VARA

Last Updated on Tuesday, 23 March 2021 08:05 Written by Chris Griswold Tuesday, 23 March 2021 08:05

Q:  As Oklahoma City and Tulsa grow into world-class cities, more and more high quality, unique and beautiful art work is sure to begin to appear in hotel and office lobbies, convention center halls, and other public areas – thus making relevant the Visual Artists Rights Act of 1990 (“VARA”).  What is it?

A:  Except for instances, among others, in which: i) the artist(s) of the work are employees of the person or entity commissioning the work; thus making it a “work for hire” under VARA, ii) the art work is an advertisement or promotional material, or iii) the art work is a work of nature (like a flower bed exhibit, which has no copyright protection, thus no VARA protection), VARA “…protects both the reputations of certain visual artists and the works of art they created.  It provides these artists with the rights of ‘attribution’ and ‘integrity’…,” which are the artists “moral rights.”  Carter v. Helmsley-Spear, Inc., 71 F.3d 77 (2d Cir. 1995).

Q:  What type of art work does VARA protect?

A:   Works of visual art like drawings, paintings, sculptures or photographs produced for exhibitions which are open to the public.

Q:  What sort of quantities of art are protected under VARA?

A:  Those existing in either one, unique, single copy or a limited edition of 200 prints or less.

Q:  What “rights” of the artist does VARA protect?

A3 of them:  1) the right of attribution to the artist (as being the work of such artist and the right of the artist to be recognized for creating it), 2) the right of integrity (which the artist has created in and through the ‘arduous’ process of creating such work), and, in the case of works of visual art of “recognized stature,” the right “to prevent destruction” of the art work.

Q:  Does the art work need to be registered under copyright law to have VARA protection?

A:  No, and the artist can still obtain basically the same copyright law protections as under VARA – without such copyright registration.
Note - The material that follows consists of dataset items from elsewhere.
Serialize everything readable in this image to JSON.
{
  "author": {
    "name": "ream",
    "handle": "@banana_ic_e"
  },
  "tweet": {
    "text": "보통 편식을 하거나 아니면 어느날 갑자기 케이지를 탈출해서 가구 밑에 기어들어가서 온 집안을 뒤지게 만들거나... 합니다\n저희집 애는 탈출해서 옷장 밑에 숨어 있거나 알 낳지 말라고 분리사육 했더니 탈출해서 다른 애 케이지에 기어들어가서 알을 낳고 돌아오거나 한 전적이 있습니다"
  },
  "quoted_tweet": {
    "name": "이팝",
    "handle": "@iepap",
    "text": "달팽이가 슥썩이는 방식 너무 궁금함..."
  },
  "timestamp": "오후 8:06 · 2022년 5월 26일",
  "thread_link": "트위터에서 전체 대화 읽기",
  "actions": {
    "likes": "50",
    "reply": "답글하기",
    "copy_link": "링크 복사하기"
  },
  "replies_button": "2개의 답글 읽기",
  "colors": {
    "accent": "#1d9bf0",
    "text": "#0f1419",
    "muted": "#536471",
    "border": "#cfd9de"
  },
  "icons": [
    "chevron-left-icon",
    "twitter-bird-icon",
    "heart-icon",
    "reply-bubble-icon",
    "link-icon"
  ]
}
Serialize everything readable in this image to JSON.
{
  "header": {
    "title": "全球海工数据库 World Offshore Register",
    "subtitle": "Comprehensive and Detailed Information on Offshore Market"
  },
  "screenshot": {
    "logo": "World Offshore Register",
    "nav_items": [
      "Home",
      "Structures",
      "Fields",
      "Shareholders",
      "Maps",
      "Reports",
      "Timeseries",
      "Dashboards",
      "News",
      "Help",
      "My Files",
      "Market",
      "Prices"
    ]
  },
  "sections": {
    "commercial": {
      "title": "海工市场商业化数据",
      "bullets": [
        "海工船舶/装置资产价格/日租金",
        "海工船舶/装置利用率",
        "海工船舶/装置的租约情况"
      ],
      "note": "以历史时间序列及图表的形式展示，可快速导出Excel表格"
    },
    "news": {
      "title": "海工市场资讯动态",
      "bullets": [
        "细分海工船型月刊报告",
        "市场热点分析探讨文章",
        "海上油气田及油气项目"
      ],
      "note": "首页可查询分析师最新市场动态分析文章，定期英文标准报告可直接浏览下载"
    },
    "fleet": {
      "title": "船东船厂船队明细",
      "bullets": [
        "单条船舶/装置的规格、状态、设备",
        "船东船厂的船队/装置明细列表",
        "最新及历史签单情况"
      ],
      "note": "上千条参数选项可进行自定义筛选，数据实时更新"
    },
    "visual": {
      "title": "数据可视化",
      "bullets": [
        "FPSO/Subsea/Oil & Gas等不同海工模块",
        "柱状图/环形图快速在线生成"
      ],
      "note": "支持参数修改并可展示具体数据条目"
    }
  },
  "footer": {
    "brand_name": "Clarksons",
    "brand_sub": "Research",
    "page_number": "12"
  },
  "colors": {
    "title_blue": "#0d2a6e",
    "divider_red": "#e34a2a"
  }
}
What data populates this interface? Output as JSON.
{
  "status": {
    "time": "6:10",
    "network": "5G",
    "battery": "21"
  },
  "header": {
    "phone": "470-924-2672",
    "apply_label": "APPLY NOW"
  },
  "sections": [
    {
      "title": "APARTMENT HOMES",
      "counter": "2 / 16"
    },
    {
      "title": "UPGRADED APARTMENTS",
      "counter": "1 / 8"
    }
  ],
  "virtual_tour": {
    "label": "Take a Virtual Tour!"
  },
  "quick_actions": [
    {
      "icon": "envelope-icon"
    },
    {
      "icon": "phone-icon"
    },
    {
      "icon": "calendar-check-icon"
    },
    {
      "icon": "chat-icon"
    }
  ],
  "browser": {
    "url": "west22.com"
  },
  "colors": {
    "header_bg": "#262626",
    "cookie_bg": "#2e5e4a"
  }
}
Q:  How does a building owner, property manager and/or a city council protect itself from artists later making claims against them (due to the eventual removal and possible destruction of the artwork), and how long does such protection for the artist last?

A:  For works created on or following June 1, 1991, they all should, for as long as the artist remains alive (or until the last of all contributing artists die), get a written, signed waiver of the artist’s (or artists’) rights under VARA.